Steep and rocky Corbin Hollow did not evolve into a distinct community until the establishment of the nearby Skyland resort in 1886. Families relied upon wage labor and craft sales at Skyland, leaving themselves wide open for disaster when the Depression struck and the cameras of park promoters began clicking. The poverty in Corbin Hollow spoke for the entire park , as stark photographs circulated through the media and politicians were dragged to the hollow to gawk at the dismal condition of the natives. Yet the recently-examined material record indicates that even in Corbin Hollow, popular descriptions of mountain isolation and degeneracy were overblown. Typical assemblages range from decorative tablewares, pharmaceutical bottles and automobile parts to mail order toys, furniture, shoes, and even fragments of 78 rpm records. Far higher percentages of commercial food containers are recovered from Corbin Hollow sites than on Nicholson or Weakley Hollow sites, indicative of wage-labor subsistence. Not only did Blue Ridge residents actively participate in the national consumer culture, they made choices regarding their subsistence and economic lives, choices and decisions that changed over time and were tempered and shaped—but not determined by—the natural environment.
Tract records which were compiled in anticipation of land acquisition for the national park serve as an invaluable source in examining variation within and between the hollows by the early twentieth century, describing both the extent of landholdings and the types of buildings present on the properties when surveyed in the late 1920s. Outside of the tract records, there are numerous descriptions of the housing of mountain dwellers, presumed to hold true for the entirety of hollow settlement. One journalist penned a rather more creative description of housing in Old Rag:
"The rustic charm of the Shenandoah cabins is very, very rustic. Most of them are made of roughly hewn logs; the chinks are filled, somewhat nonchalantly, with mud, and the interior, in happy instances, is whitewashed. Since one rarely encounters a straight line or a true angle in the walls or ceilings, there are likely to be conspicuous discrepancies between walls and doors or window frames. No matter, says the mountaineer, and fills up the space with mud."

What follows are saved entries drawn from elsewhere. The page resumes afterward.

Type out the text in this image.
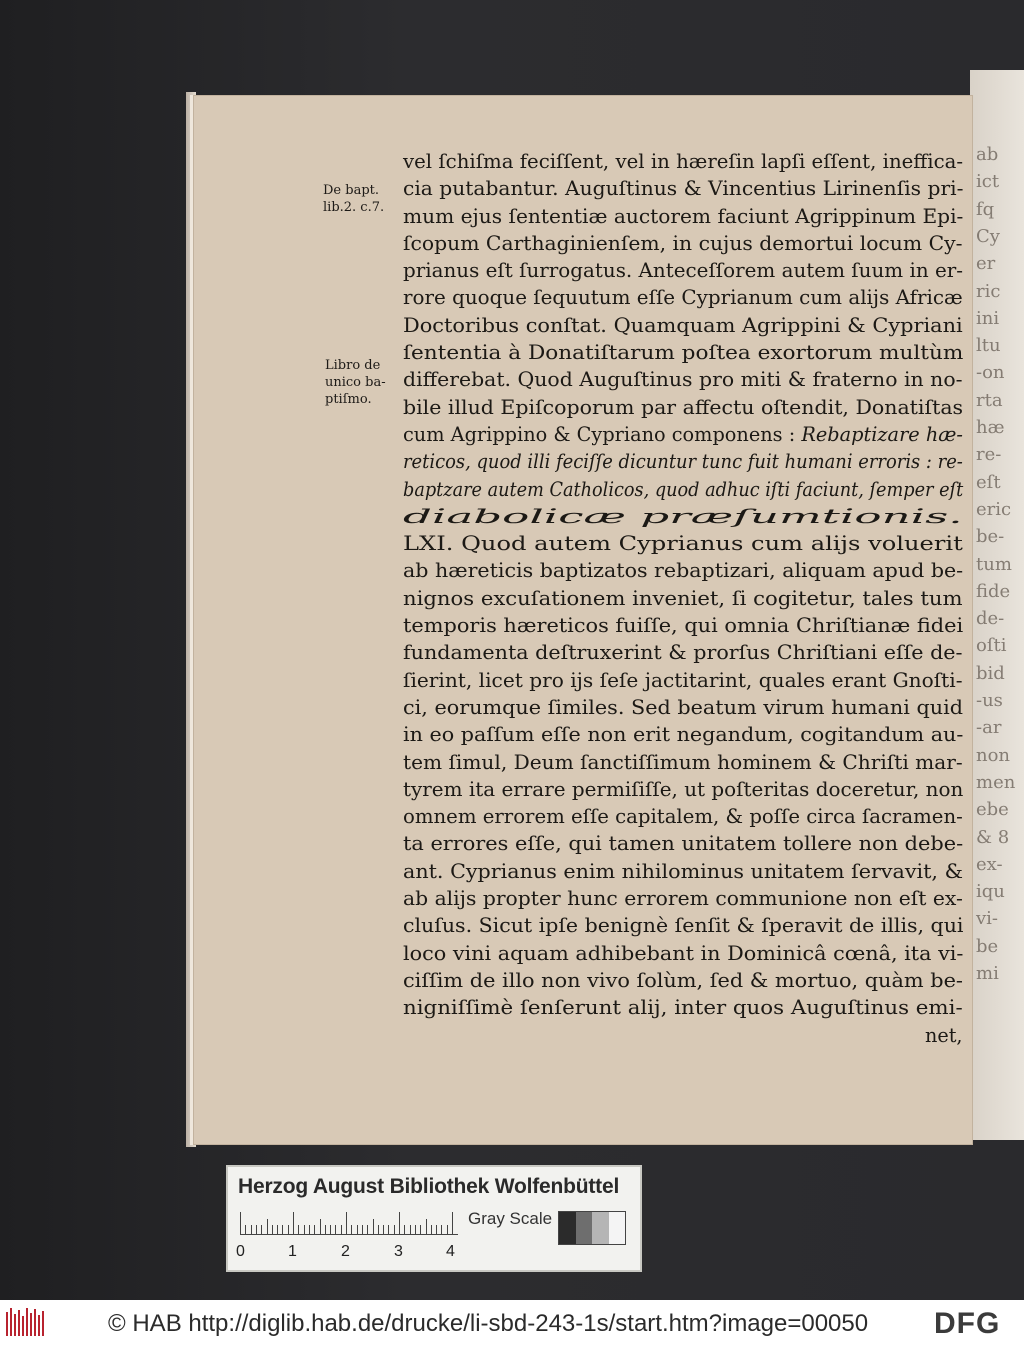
ab
ict
fq
Cy
er
ric
ini
ltu
-on
rta
hæ
re-
eſt
eric
be-
tum
fide
de-
oſti
bid
-us
-ar
non
men
ebe
& 8
ex-
iqu
vi-
be
mi
De bapt.
lib.2. c.7.
Libro de
unico ba-
ptiſmo.
vel ſchiſma feciſſent, vel in hæreſin lapſi eſſent, ineffica-
cia putabantur. Auguſtinus & Vincentius Lirinenſis pri-
mum ejus ſententiæ auctorem faciunt Agrippinum Epi-
ſcopum Carthaginienſem, in cujus demortui locum Cy-
prianus eſt ſurrogatus. Anteceſſorem autem ſuum in er-
rore quoque ſequutum eſſe Cyprianum cum alijs Africæ
Doctoribus conſtat. Quamquam Agrippini & Cypriani
ſententia à Donatiſtarum poſtea exortorum multùm
differebat. Quod Auguſtinus pro miti & fraterno in no-
bile illud Epiſcoporum par affectu oſtendit, Donatiſtas
cum Agrippino & Cypriano componens : Rebaptizare hæ-
reticos, quod illi feciſſe dicuntur tunc fuit humani erroris : re-
baptzare autem Catholicos, quod adhuc iſti faciunt, ſemper eſt
diabolicæ præſumtionis.
LXI. Quod autem Cyprianus cum alijs voluerit
ab hæreticis baptizatos rebaptizari, aliquam apud be-
nignos excuſationem inveniet, ſi cogitetur, tales tum
temporis hæreticos fuiſſe, qui omnia Chriſtianæ fidei
fundamenta deſtruxerint & prorſus Chriſtiani eſſe de-
ſierint, licet pro ijs ſeſe jactitarint, quales erant Gnoſti-
ci, eorumque ſimiles. Sed beatum virum humani quid
in eo paſſum eſſe non erit negandum, cogitandum au-
tem ſimul, Deum ſanctiſſimum hominem & Chriſti mar-
tyrem ita errare permiſiſſe, ut poſteritas doceretur, non
omnem errorem eſſe capitalem, & poſſe circa ſacramen-
ta errores eſſe, qui tamen unitatem tollere non debe-
ant. Cyprianus enim nihilominus unitatem ſervavit, &
ab alijs propter hunc errorem communione non eſt ex-
cluſus. Sicut ipſe benignè ſenſit & ſperavit de illis, qui
loco vini aquam adhibebant in Dominicâ cœnâ, ita vi-
ciſſim de illo non vivo ſolùm, ſed & mortuo, quàm be-
nigniſſimè ſenſerunt alij, inter quos Auguſtinus emi-
net,
Herzog August Bibliothek Wolfenbüttel
0	1	2	3	4
Gray Scale
© HAB http://diglib.hab.de/drucke/li-sbd-243-1s/start.htm?image=00050 DFG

Both archaeological evidence and the data from the tract records instead indicate that houses in the three hollows employed stone, frame, and brick as well as log. In fact, twenty-five percent of dwellings described in the tract records for the three hollows were built entirely of frame. Fifty-four percent were constructed wholly of log, while the remaining twenty-one percent employed a combination of log and frame.
The current archaeological examination of Nicholson, Corbin and Weakley Hollows makes it clear that the local cultures found in the Blue Ridge prior to the establishment of Shenandoah National Park were not the product of geographic, cultural, and familial insularity Rather, they were the result of the conscious choices made by residents throughout the period of settlement in a dynamic and continual process of borrowing, sharing, retaining, and adapting of traits between a variety of culture groups during the history of the colonial and post-colonial settlement of the region, tempered by the environment, and punctuated by economic success and failure. As elsewhere in the southern mountains, the Blue Ridge regional culture of the early twentieth century was a complex and ever-changing heritage with a multiplicity of roots.